With a well-defined universe, an entire galaxy to explore, and 51 years of material to draw on, it should be a piece of cake to make a Star Trek game. You would think a sci-fi powerhouse like Star Trek and video games would be a perfect match, and for a time they were. Throughout the 1990s and early 2000s, Interplay, Microprose, and Activision all published some fantastic games using the series’ license. As interest in the franchise waned though, caused by lackluster ninth and tenth movies, and declining audience numbers for Enterprise, the flow of multiple Trek games per years slowed to a trickle, and then stopped almost entirely.
The last Star Trek game to receive critical acclaim (garnering a 4 out of 5 review at GameRevolution) was Star Trek Elite Force 2 in 2003. Since then, the license has passed through a few hands, resulting in some decent games (Star Trek: Legacy, Star Trek Online), and some stinkers (Star Trek: DAC, Star Trek, Star Trek Timelines). The most recent Trek game, Star Trek: Bridge Crew, was actually a lot of fun, but since it’s VR-only, it didn’t have widespread appeal. It’s telling when the best Star Trek games by far since then have been mods for other games like Sins of a Solar Empire (Star Trek Armada 3) and Stellaris (Star Trek New Horizons).
I for one never thought we’d see another Star Trek series on the air, at least not while there was life to flog out of the Abramsverse entries. I guess Star Trek Beyond not making triple what it cost to produce made it enough of a failure in Paramount’s eyes that it hasn’t decided to create a new movie yet, so CBS felt reasonably comfortable in making a series that wouldn’t have any competition. Five episodes have aired of Star Trek: Discovery so far, and while my assessment of the show is that it’s “okay,” it seems to be popular, even when you can only watch it on the CBS All Access premium service.
I think first and foremost Discovery’s popularity can be attributed to the fact that a rabid fanbase is thirsting for Star Trek more than it being well-crafted, but I digress. Apparently, there’s a demand here for more Trek, and it’s time to set the horrible treatment the video game license has gotten for the last decade-and-a-half right.
Discovery might not be the best series to set a game in right now since there’s not a lot of material to draw on, but something in the spirit of Star Trek: Legacy (with better execution) could touch on the new series. Imagine a trip through the entirety of the franchise, with a few missions thrown in on the USS Shenzhou before the Battle at the Binary Stars, and maybe a little time with Captain Lorca on the USS Buran during the fateful battle in which he lost his crew and the maiden voyage of the USS Discovery.
Despite Star Trek Discovery taking place in the original canon, there’s almost nothing that ties it to the time it’s supposed to be set in.

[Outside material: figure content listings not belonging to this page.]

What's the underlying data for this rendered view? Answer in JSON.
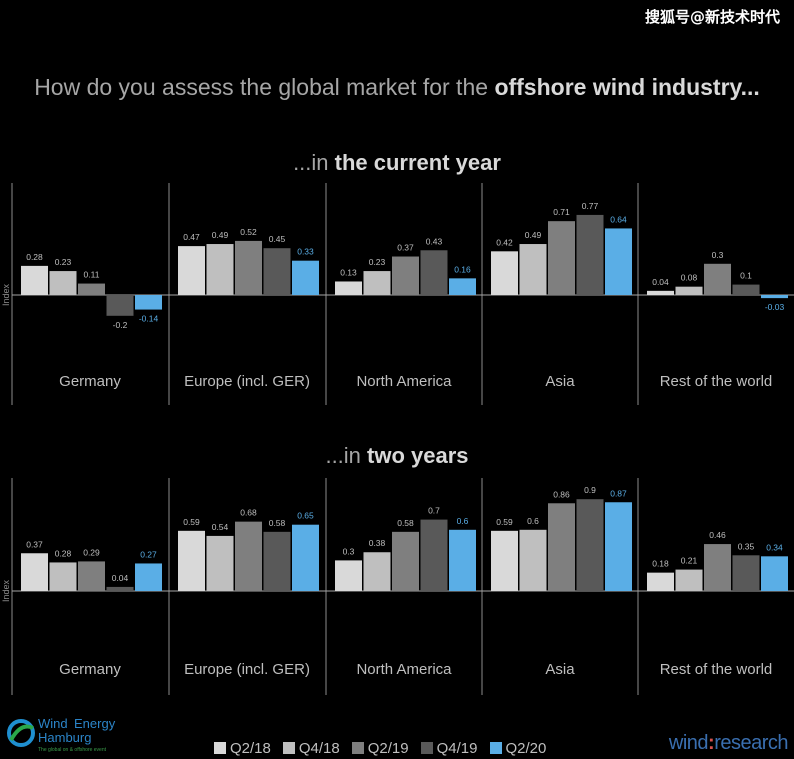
{
  "watermark": "搜狐号@新技术时代",
  "title": {
    "prefix": "How do you assess the global market for the ",
    "bold": "offshore wind industry..."
  },
  "colors": {
    "Q2/18": "#d9d9d9",
    "Q4/18": "#bfbfbf",
    "Q2/19": "#7f7f7f",
    "Q4/19": "#595959",
    "Q2/20": "#5aaee6"
  },
  "chart_data": [
    {
      "type": "bar",
      "title_prefix": "...in ",
      "title_bold": "the current year",
      "ylabel": "Index",
      "ylim": [
        -0.5,
        1.0
      ],
      "categories": [
        "Germany",
        "Europe (incl. GER)",
        "North America",
        "Asia",
        "Rest of the world"
      ],
      "series": [
        {
          "name": "Q2/18",
          "values": [
            0.28,
            0.47,
            0.13,
            0.42,
            0.04
          ]
        },
        {
          "name": "Q4/18",
          "values": [
            0.23,
            0.49,
            0.23,
            0.49,
            0.08
          ]
        },
        {
          "name": "Q2/19",
          "values": [
            0.11,
            0.52,
            0.37,
            0.71,
            0.3
          ]
        },
        {
          "name": "Q4/19",
          "values": [
            -0.2,
            0.45,
            0.43,
            0.77,
            0.1
          ]
        },
        {
          "name": "Q2/20",
          "values": [
            -0.14,
            0.33,
            0.16,
            0.64,
            -0.03
          ]
        }
      ]
    },
    {
      "type": "bar",
      "title_prefix": "...in ",
      "title_bold": "two years",
      "ylabel": "Index",
      "ylim": [
        -0.5,
        1.0
      ],
      "categories": [
        "Germany",
        "Europe (incl. GER)",
        "North America",
        "Asia",
        "Rest of the world"
      ],
      "series": [
        {
          "name": "Q2/18",
          "values": [
            0.37,
            0.59,
            0.3,
            0.59,
            0.18
          ]
        },
        {
          "name": "Q4/18",
          "values": [
            0.28,
            0.54,
            0.38,
            0.6,
            0.21
          ]
        },
        {
          "name": "Q2/19",
          "values": [
            0.29,
            0.68,
            0.58,
            0.86,
            0.46
          ]
        },
        {
          "name": "Q4/19",
          "values": [
            0.04,
            0.58,
            0.7,
            0.9,
            0.35
          ]
        },
        {
          "name": "Q2/20",
          "values": [
            0.27,
            0.65,
            0.6,
            0.87,
            0.34
          ]
        }
      ]
    }
  ],
  "legend": [
    "Q2/18",
    "Q4/18",
    "Q2/19",
    "Q4/19",
    "Q2/20"
  ],
  "footer": {
    "logo_line1": "Wind",
    "logo_line1b": "Energy",
    "logo_line2": "Hamburg",
    "logo_tagline": "The global on & offshore event",
    "brand_left": "wind",
    "brand_sep": ":",
    "brand_right": "research"
  }
}
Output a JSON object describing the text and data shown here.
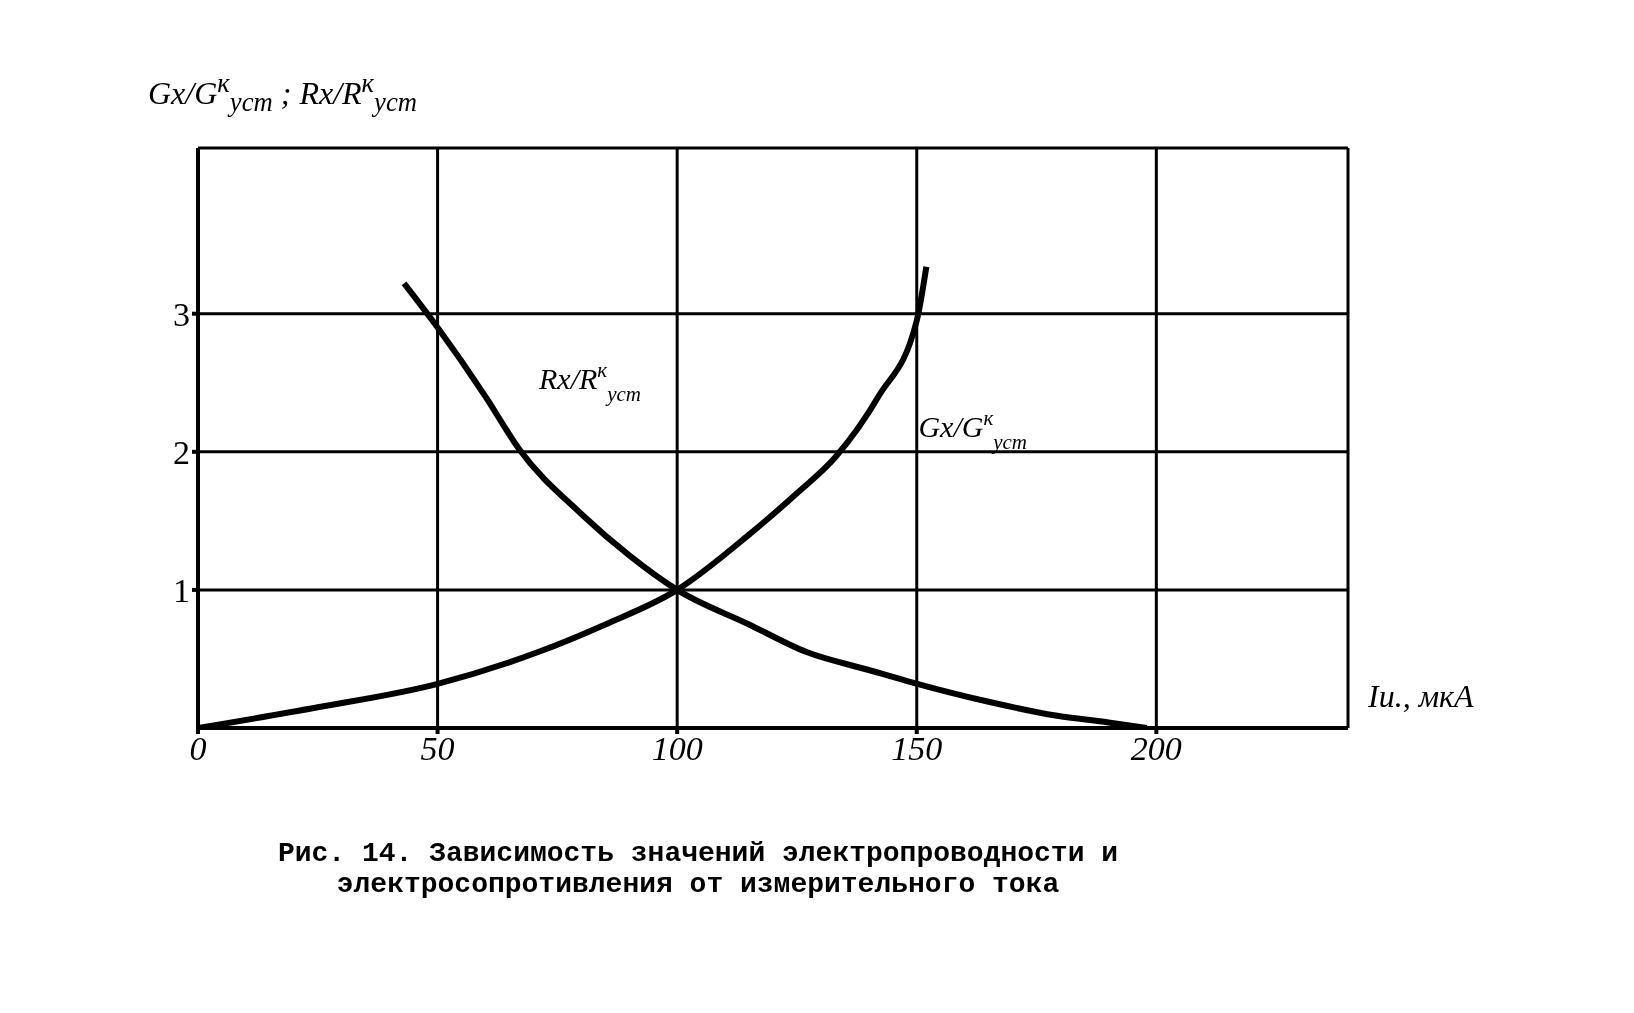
{
  "chart_data": {
    "type": "line",
    "ylabel": "Gx/G$^{к}$$_{уст}$ ; Rx/R$^{к}$$_{уст}$",
    "xlabel": "Iи., мкА",
    "xlim": [
      0,
      240
    ],
    "xticks": [
      0,
      50,
      100,
      150,
      200
    ],
    "ylim": [
      0,
      4.2
    ],
    "yticks": [
      1,
      2,
      3
    ],
    "grid": true,
    "marker": "none",
    "line_style": "solid",
    "series": [
      {
        "name": "Rx/R$^{к}$$_{уст}$",
        "color": "#000000",
        "x": [
          43,
          50,
          60,
          67,
          80,
          90,
          100,
          115,
          127,
          140,
          148,
          165,
          179,
          190,
          198
        ],
        "values": [
          3.22,
          2.9,
          2.4,
          2.02,
          1.55,
          1.25,
          1.0,
          0.75,
          0.55,
          0.42,
          0.34,
          0.19,
          0.09,
          0.04,
          0
        ]
      },
      {
        "name": "Gx/G$^{к}$$_{уст}$",
        "color": "#000000",
        "x": [
          0,
          25,
          50,
          71,
          85,
          100,
          115,
          125,
          133,
          142,
          150,
          152
        ],
        "values": [
          0,
          0.15,
          0.32,
          0.55,
          0.75,
          1.0,
          1.4,
          1.7,
          1.96,
          2.4,
          2.95,
          3.34
        ]
      }
    ],
    "annotations": [
      "Рис. 14. Зависимость значений электропроводности и электросопротивления от измерительного тока"
    ]
  }
}
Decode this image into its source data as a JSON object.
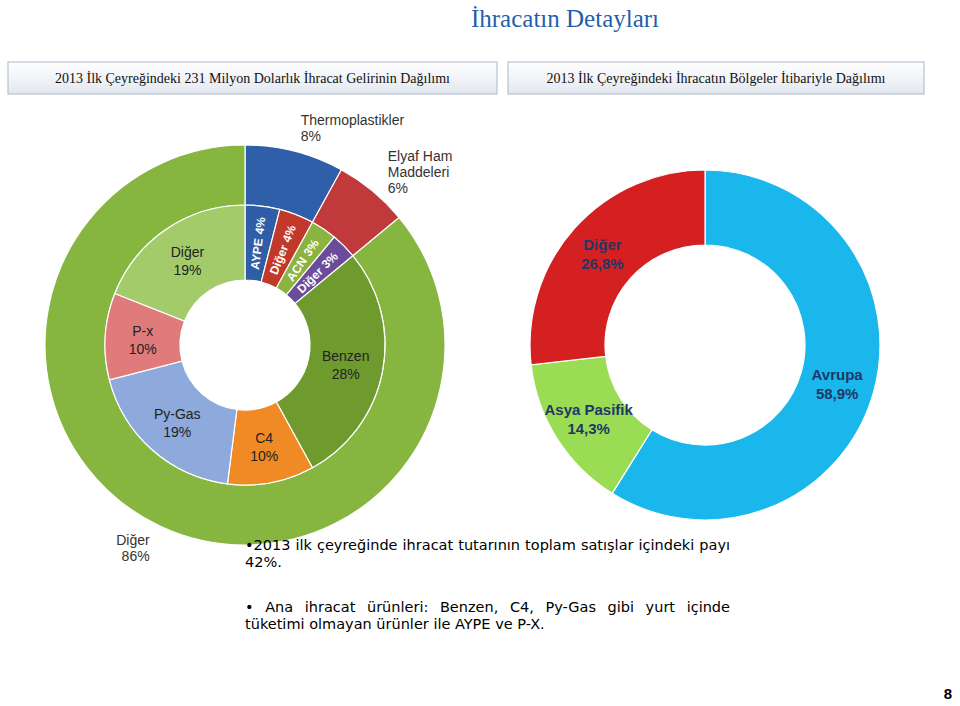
{
  "title": "İhracatın Detayları",
  "notes": [
    "•2013 ilk çeyreğinde ihracat tutarının toplam satışlar içindeki payı 42%.",
    "• Ana ihracat ürünleri: Benzen, C4, Py-Gas gibi yurt içinde tüketimi olmayan ürünler ile AYPE ve P-X."
  ],
  "page_number": 8,
  "chart_data": [
    {
      "type": "nested_donut",
      "title": "2013 İlk Çeyreğindeki 231 Milyon Dolarlık İhracat Gelirinin Dağılımı",
      "data_labels": true,
      "series": [
        {
          "categories": [
            "Thermoplastikler",
            "Elyaf Ham Maddeleri",
            "Diğer"
          ],
          "values": [
            8,
            6,
            86
          ],
          "value_labels": [
            "8%",
            "6%",
            "86%"
          ],
          "colors": [
            "#2e5fa8",
            "#c0393b",
            "#86b540"
          ]
        },
        {
          "categories": [
            "AYPE",
            "Diğer",
            "ACN",
            "Diğer",
            "Benzen",
            "C4",
            "Py-Gas",
            "P-x",
            "Diğer"
          ],
          "values": [
            4,
            4,
            3,
            3,
            28,
            10,
            19,
            10,
            19
          ],
          "value_labels": [
            "4%",
            "4%",
            "3%",
            "3%",
            "28%",
            "10%",
            "19%",
            "10%",
            "19%"
          ],
          "colors": [
            "#2f5ea6",
            "#c0392b",
            "#8ab43f",
            "#6b4c9a",
            "#6f9a2e",
            "#f08a24",
            "#8ea9db",
            "#e07b7b",
            "#a4cb6a"
          ]
        }
      ]
    },
    {
      "type": "donut",
      "title": "2013 İlk Çeyreğindeki İhracatın Bölgeler İtibariyle Dağılımı",
      "data_labels": true,
      "categories": [
        "Avrupa",
        "Asya Pasifik",
        "Diğer"
      ],
      "values": [
        58.9,
        14.3,
        26.8
      ],
      "value_labels": [
        "58,9%",
        "14,3%",
        "26,8%"
      ],
      "colors": [
        "#1ab7ec",
        "#9bdc55",
        "#d42020"
      ]
    }
  ]
}
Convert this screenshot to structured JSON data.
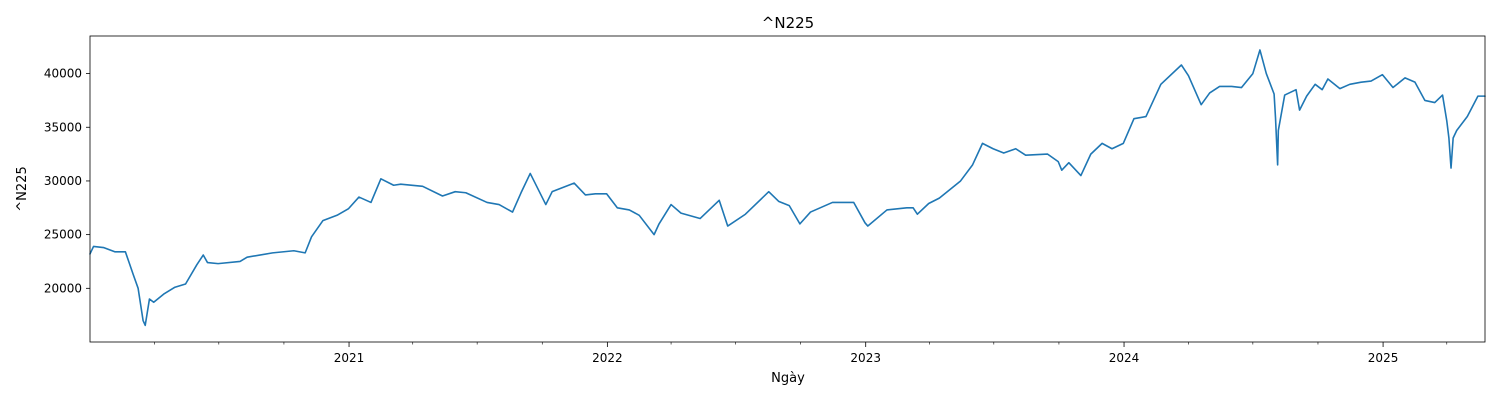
{
  "chart_data": {
    "type": "line",
    "title": "^N225",
    "xlabel": "Ngày",
    "ylabel": "^N225",
    "grid": false,
    "legend": "none",
    "x_range": [
      "2020-01-01",
      "2025-05-25"
    ],
    "ylim": [
      15000,
      43500
    ],
    "x_ticks": [
      {
        "date": "2021-01-01",
        "label": "2021"
      },
      {
        "date": "2022-01-01",
        "label": "2022"
      },
      {
        "date": "2023-01-01",
        "label": "2023"
      },
      {
        "date": "2024-01-01",
        "label": "2024"
      },
      {
        "date": "2025-01-01",
        "label": "2025"
      }
    ],
    "y_ticks": [
      20000,
      25000,
      30000,
      35000,
      40000
    ],
    "color": "#1f77b4",
    "series": [
      {
        "x": [
          "2020-01-01",
          "2020-01-06",
          "2020-01-20",
          "2020-02-05",
          "2020-02-20",
          "2020-03-02",
          "2020-03-09",
          "2020-03-16",
          "2020-03-19",
          "2020-03-25",
          "2020-03-31",
          "2020-04-15",
          "2020-04-30",
          "2020-05-15",
          "2020-05-31",
          "2020-06-09",
          "2020-06-15",
          "2020-06-30",
          "2020-07-31",
          "2020-08-10",
          "2020-09-15",
          "2020-10-15",
          "2020-10-31",
          "2020-11-09",
          "2020-11-25",
          "2020-12-15",
          "2020-12-31",
          "2021-01-15",
          "2021-02-01",
          "2021-02-15",
          "2021-03-05",
          "2021-03-15",
          "2021-04-15",
          "2021-05-13",
          "2021-05-31",
          "2021-06-15",
          "2021-07-15",
          "2021-08-01",
          "2021-08-20",
          "2021-09-01",
          "2021-09-14",
          "2021-10-06",
          "2021-10-15",
          "2021-11-15",
          "2021-12-01",
          "2021-12-15",
          "2021-12-31",
          "2022-01-15",
          "2022-02-01",
          "2022-02-15",
          "2022-03-08",
          "2022-03-15",
          "2022-04-01",
          "2022-04-15",
          "2022-05-12",
          "2022-06-08",
          "2022-06-20",
          "2022-07-15",
          "2022-08-17",
          "2022-08-31",
          "2022-09-15",
          "2022-09-30",
          "2022-10-15",
          "2022-11-15",
          "2022-12-01",
          "2022-12-15",
          "2022-12-31",
          "2023-01-04",
          "2023-01-31",
          "2023-02-28",
          "2023-03-09",
          "2023-03-15",
          "2023-03-31",
          "2023-04-15",
          "2023-05-15",
          "2023-06-01",
          "2023-06-15",
          "2023-06-30",
          "2023-07-15",
          "2023-08-01",
          "2023-08-15",
          "2023-09-15",
          "2023-09-30",
          "2023-10-05",
          "2023-10-15",
          "2023-11-01",
          "2023-11-15",
          "2023-12-01",
          "2023-12-15",
          "2023-12-31",
          "2024-01-15",
          "2024-02-01",
          "2024-02-22",
          "2024-03-22",
          "2024-04-01",
          "2024-04-19",
          "2024-05-01",
          "2024-05-15",
          "2024-06-01",
          "2024-06-15",
          "2024-07-01",
          "2024-07-11",
          "2024-07-20",
          "2024-07-31",
          "2024-08-02",
          "2024-08-05",
          "2024-08-06",
          "2024-08-15",
          "2024-08-31",
          "2024-09-05",
          "2024-09-15",
          "2024-09-27",
          "2024-10-07",
          "2024-10-15",
          "2024-11-01",
          "2024-11-15",
          "2024-12-01",
          "2024-12-15",
          "2024-12-31",
          "2025-01-15",
          "2025-02-01",
          "2025-02-15",
          "2025-03-01",
          "2025-03-15",
          "2025-03-26",
          "2025-04-01",
          "2025-04-04",
          "2025-04-07",
          "2025-04-10",
          "2025-04-15",
          "2025-04-30",
          "2025-05-15",
          "2025-05-25"
        ],
        "values": [
          23200,
          23900,
          23800,
          23400,
          23400,
          21300,
          20000,
          17000,
          16550,
          19000,
          18700,
          19500,
          20100,
          20400,
          22200,
          23100,
          22400,
          22300,
          22500,
          22900,
          23300,
          23500,
          23300,
          24800,
          26300,
          26800,
          27400,
          28500,
          28000,
          30200,
          29600,
          29700,
          29500,
          28600,
          29000,
          28900,
          28000,
          27800,
          27100,
          28900,
          30700,
          27800,
          29000,
          29800,
          28700,
          28800,
          28800,
          27500,
          27300,
          26800,
          25000,
          26000,
          27800,
          27000,
          26500,
          28200,
          25800,
          26900,
          29000,
          28100,
          27700,
          26000,
          27100,
          28000,
          28000,
          28000,
          26100,
          25800,
          27300,
          27500,
          27500,
          26900,
          27900,
          28400,
          30000,
          31500,
          33500,
          33000,
          32600,
          33000,
          32400,
          32500,
          31800,
          31000,
          31700,
          30500,
          32500,
          33500,
          33000,
          33500,
          35800,
          36000,
          39000,
          40800,
          39800,
          37100,
          38200,
          38800,
          38800,
          38700,
          40000,
          42200,
          40000,
          38100,
          35900,
          31500,
          34700,
          38000,
          38500,
          36600,
          37900,
          39000,
          38500,
          39500,
          38600,
          39000,
          39200,
          39300,
          39900,
          38700,
          39600,
          39200,
          37500,
          37300,
          38000,
          35600,
          34000,
          31200,
          34000,
          34700,
          36000,
          37900,
          37900
        ]
      }
    ]
  }
}
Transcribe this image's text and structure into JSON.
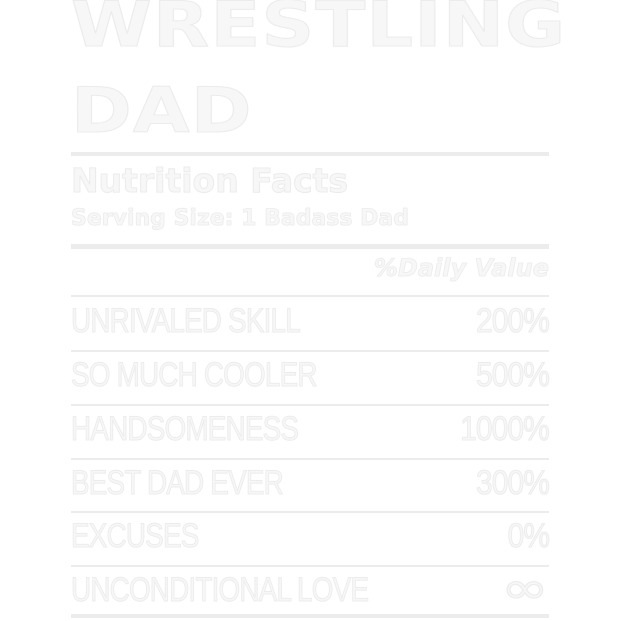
{
  "design": {
    "title_line1": "WRESTLING",
    "title_line2": "DAD",
    "nutrition_title": "Nutrition Facts",
    "serving_size": "Serving Size: 1 Badass Dad",
    "daily_value_header": "%Daily Value",
    "rows": [
      {
        "label": "UNRIVALED SKILL",
        "value": "200%"
      },
      {
        "label": "SO MUCH COOLER",
        "value": "500%"
      },
      {
        "label": "HANDSOMENESS",
        "value": "1000%"
      },
      {
        "label": "BEST DAD EVER",
        "value": "300%"
      },
      {
        "label": "EXCUSES",
        "value": "0%"
      },
      {
        "label": "UNCONDITIONAL LOVE",
        "value": "∞"
      }
    ]
  },
  "colors": {
    "background": "#ffffff",
    "print": "#f7f7f7",
    "outline": "#ececec"
  }
}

When watching it, I could be just as convinced its taking place in 2456 as I am that the in-universe year is 2256, ten years before Kirk’s first five-year voyage on the USS Enterprise. In a video game though, CBS could help mesh the series that came before into a story including Discovery that makes the transition from Enterprise to Discovery to The Original Series feel much more natural and organic.
A new Star Trek video game done right would be a great way to enhance Star Trek: Discovery’s attachment to the rest of the canon. Furthermore. the franchise needs to shake the stigma that a game with “Star Trek” in the title is going to be horrible. In the 1990s Trek was king of TV sci-fi and the games released were typically amongst the best in their genre for the time. With the new series it’s time to return to that golden age, and boldly go where someone has gone before.